Toplumun bütün katmanlarında aynı bekleyiş “Bu FETÖ denen illet yapıdan kurtulalım yani devlet içindeki zehirden kurtulsun” anlayışının altında toplumun yıllardır kadrolaşmadan çektiği sıkıntı da yatıyor.
TV kanallarında, haberlerde veya tartışma programlarında gün geçmiyor ki ya bir siyasetçinin veya bir bürokratın FETÖ ile bağlantılı bir operasyona müdahil olmasın. ‘Şu ilde cumhuriyet savcılığının yaptığı operasyonlarda şu milletvekili veya MKK görevlisi adliyeye gitti ve adamlar serbest kaldı!’ veya ‘Şu ilde milletvekili rakibi olduğu kişiyi kumpas kurarak içeri aldırdı!’ v.b. bunları çoğaltabiliriz.
Bu söylem, bu algı toplum vicdanını yaralarken, dünyada eşi benzeri görülmeyen örgütün, bu denli yapılanarak devleti ele geçirmeye çalışması, halkında yargı karşısında bu hainlerin hesap verdiğini görmek istemesinden doğal bir şey olamaz!
Sonuç olarak: asırlardır ülkemiz üzerinde oynanan bu aşağılık oyunların oynandığı bu coğrafyada güçlü çıkmak istiyorsak; yüzyılın oyununu oynayan küresel güçler karsısında güçlü çıkmak mecburiyetindeyiz.
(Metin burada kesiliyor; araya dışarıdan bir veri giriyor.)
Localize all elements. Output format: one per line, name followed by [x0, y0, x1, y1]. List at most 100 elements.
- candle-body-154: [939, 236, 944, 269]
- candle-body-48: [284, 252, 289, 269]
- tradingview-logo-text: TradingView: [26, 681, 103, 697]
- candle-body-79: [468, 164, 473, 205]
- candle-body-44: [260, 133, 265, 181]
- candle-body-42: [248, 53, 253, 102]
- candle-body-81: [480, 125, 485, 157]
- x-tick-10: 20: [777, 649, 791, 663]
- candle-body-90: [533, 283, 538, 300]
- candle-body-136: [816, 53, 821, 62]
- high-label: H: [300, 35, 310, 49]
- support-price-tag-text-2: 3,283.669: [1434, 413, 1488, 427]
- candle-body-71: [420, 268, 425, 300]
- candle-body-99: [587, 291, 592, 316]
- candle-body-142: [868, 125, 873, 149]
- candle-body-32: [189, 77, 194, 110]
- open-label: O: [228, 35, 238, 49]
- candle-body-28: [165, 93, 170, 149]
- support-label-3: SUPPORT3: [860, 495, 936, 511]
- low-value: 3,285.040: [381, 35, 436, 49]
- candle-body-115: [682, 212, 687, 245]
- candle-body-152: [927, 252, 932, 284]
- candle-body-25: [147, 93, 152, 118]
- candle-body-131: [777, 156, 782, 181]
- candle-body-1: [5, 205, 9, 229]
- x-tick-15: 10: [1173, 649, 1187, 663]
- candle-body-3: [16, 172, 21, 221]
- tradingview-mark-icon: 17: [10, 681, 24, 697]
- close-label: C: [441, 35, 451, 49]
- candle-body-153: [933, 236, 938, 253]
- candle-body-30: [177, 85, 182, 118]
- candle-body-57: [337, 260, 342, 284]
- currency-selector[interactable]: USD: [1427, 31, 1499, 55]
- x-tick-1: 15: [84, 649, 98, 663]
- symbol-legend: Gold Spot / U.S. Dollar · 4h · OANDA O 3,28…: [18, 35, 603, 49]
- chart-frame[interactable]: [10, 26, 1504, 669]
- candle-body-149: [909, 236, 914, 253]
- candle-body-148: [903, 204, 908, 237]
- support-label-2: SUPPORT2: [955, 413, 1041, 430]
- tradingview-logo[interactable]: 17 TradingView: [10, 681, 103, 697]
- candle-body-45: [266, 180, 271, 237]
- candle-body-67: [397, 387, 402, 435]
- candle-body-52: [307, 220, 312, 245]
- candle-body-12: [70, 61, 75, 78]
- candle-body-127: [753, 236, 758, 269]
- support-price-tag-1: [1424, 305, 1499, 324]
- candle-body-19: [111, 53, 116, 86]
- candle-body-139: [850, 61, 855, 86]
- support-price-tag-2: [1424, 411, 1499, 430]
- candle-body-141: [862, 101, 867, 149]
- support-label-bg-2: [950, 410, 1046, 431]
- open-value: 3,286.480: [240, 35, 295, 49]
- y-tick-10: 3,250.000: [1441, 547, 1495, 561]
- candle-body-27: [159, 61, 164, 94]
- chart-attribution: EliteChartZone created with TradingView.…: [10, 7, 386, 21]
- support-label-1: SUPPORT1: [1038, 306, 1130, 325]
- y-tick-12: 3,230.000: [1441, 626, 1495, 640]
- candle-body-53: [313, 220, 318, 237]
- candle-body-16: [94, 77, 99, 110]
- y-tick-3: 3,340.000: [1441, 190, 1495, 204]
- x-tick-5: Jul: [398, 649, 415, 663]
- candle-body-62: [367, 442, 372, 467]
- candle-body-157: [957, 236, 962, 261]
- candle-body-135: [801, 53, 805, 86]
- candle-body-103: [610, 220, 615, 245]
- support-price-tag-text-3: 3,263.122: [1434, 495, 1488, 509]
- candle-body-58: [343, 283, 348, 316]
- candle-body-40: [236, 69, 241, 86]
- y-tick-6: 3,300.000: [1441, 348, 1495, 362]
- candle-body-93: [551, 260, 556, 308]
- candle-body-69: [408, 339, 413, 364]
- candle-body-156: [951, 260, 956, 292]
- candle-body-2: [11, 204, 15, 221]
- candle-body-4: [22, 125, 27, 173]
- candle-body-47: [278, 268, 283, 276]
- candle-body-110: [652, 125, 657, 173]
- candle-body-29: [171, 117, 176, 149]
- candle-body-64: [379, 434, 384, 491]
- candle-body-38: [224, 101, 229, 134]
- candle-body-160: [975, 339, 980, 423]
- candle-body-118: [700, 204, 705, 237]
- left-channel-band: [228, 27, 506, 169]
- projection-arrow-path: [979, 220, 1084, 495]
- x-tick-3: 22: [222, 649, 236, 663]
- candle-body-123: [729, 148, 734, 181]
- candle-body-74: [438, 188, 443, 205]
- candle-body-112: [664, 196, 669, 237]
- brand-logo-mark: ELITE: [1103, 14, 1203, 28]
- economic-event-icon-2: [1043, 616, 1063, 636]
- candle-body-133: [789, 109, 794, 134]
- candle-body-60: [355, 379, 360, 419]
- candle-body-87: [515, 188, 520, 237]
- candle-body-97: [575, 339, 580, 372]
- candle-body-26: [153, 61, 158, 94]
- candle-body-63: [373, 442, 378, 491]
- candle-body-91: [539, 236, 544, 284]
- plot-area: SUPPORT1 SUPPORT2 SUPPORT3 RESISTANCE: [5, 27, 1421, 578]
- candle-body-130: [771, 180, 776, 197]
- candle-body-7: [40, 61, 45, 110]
Bu terör örgütlerinin kökünü kurutup 2023 hedeflerini başarmak zorundayız. Bu başarının da altında bu FETÖ terör örgütünü kullanan küresel güçlerin elini boş çıkarıp, bu örgütün kökünü kurutmaktan geçer, bunu başarmak içinde toplum vicdanında yara açmamalıyız!
Toplum vicdanında yara açmamak için kendi çıkarları ve menfaatleri uğruna yargıya el uzatan hangi siyasetçilerimiz ve bürokratlarımız ise o pis ellerini yargının üzerinden çekmek mecburiyetindedir!